Items used outside a user facility that must be tracked include
* breathing frequency monitors,
* continuous ventilators,
* ventricular bypass assist devices,
* direct current defibrillators and paddles, and
* infusion pumps (electromechanical only).
The overall purpose of these regulations is to make certain that manufacturers remove potentially dangerous or defective devices from the market and/or notify patients of serious device-related problems. The FDA uses this tracking system when it must issue mandatory recalls and notify health care professionals and patients of device problems. (1)
TRACKING SYSTEMS
The FDA requires manufacturers to establish and maintain a written standard operating procedure related to tracking devices, quality control, and audit procedures. Regardless of the tracking system, manufacturers must record certain information before distributing medical devices. This includes the distributor's name, address, and telephone number and the device's location.
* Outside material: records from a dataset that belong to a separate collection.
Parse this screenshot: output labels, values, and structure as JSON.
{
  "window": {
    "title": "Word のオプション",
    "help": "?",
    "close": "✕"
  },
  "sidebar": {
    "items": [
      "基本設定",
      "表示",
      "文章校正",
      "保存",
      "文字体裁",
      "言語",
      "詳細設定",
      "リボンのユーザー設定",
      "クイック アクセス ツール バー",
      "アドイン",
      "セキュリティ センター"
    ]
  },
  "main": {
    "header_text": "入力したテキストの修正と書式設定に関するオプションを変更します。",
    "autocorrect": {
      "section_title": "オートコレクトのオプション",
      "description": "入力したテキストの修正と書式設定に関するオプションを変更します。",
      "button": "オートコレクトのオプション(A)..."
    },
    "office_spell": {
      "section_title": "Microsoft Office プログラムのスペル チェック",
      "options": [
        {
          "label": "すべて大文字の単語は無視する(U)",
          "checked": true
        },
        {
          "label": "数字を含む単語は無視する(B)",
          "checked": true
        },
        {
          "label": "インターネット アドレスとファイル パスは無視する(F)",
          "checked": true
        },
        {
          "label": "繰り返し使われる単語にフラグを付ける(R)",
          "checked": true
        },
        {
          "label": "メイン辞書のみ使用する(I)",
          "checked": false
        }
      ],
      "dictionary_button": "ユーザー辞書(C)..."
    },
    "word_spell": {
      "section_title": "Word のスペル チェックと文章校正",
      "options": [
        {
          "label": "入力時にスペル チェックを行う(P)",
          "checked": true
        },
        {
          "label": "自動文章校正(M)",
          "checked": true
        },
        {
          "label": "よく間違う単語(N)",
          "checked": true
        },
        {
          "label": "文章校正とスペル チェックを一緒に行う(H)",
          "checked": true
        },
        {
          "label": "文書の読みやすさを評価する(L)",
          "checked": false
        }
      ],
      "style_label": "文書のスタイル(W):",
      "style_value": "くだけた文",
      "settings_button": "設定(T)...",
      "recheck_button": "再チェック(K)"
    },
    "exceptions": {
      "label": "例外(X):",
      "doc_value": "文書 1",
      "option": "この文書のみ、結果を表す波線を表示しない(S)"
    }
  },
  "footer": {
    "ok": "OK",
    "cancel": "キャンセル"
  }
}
Manufacturers are required to obtain and maintain information regarding any life sustaining or life supporting devices kept by a nonuser facility that are intended for use.
Facilities receiving certain medical devices must report information to manufacturers at three times, including
* upon receipt of implants,
* upon implantation, and
* upon explantation or other permanent disposal.
Information that must be collected at the point of care includes device identification (eg, lot, batch, model number, serial number); the date the device was shipped by the manufacturer; the name, address, telephone number, and social security number of the patient who received the device; the date the device was provided to the patient; and the name, address, and telephone number of the physician caring for the patient, if different than the prescribing physician. If applicable, the date of the device explant; the name, address, and telephone number of the explanting physician; and the date of the patient's death or the date the device was returned to the manufacturer, permanently retired from use, or otherwise disposed of permanently must be provided as well. (2)
On some occasions, implants arrive in the OR from a manufacturer's representative via the surgeon's office or from another hospital. In these instances, it is of critical importance to establish policies and procedures to ensure that the correct information is collected and reported. To increase compliance with these requirements, the same staff members consistently should perform these duties. Furthermore, there should be a process to monitor compliance with these policies and procedures on a regular basis.
An issue of increasing concern is using an individual's social security number for patient identification. Patients should consent to having their social security number used for tracking purposes. The current regulations, however, do not require the patient's written consent for tracking a device or releasing his or her identity to the manufacturer. Under federal regulations, patients do have the right to refuse to have their device(s) tracked. Such refusals should be documented by the product, model, and serial number, and this information should be provided to the manufacturer, who still is required to track the device.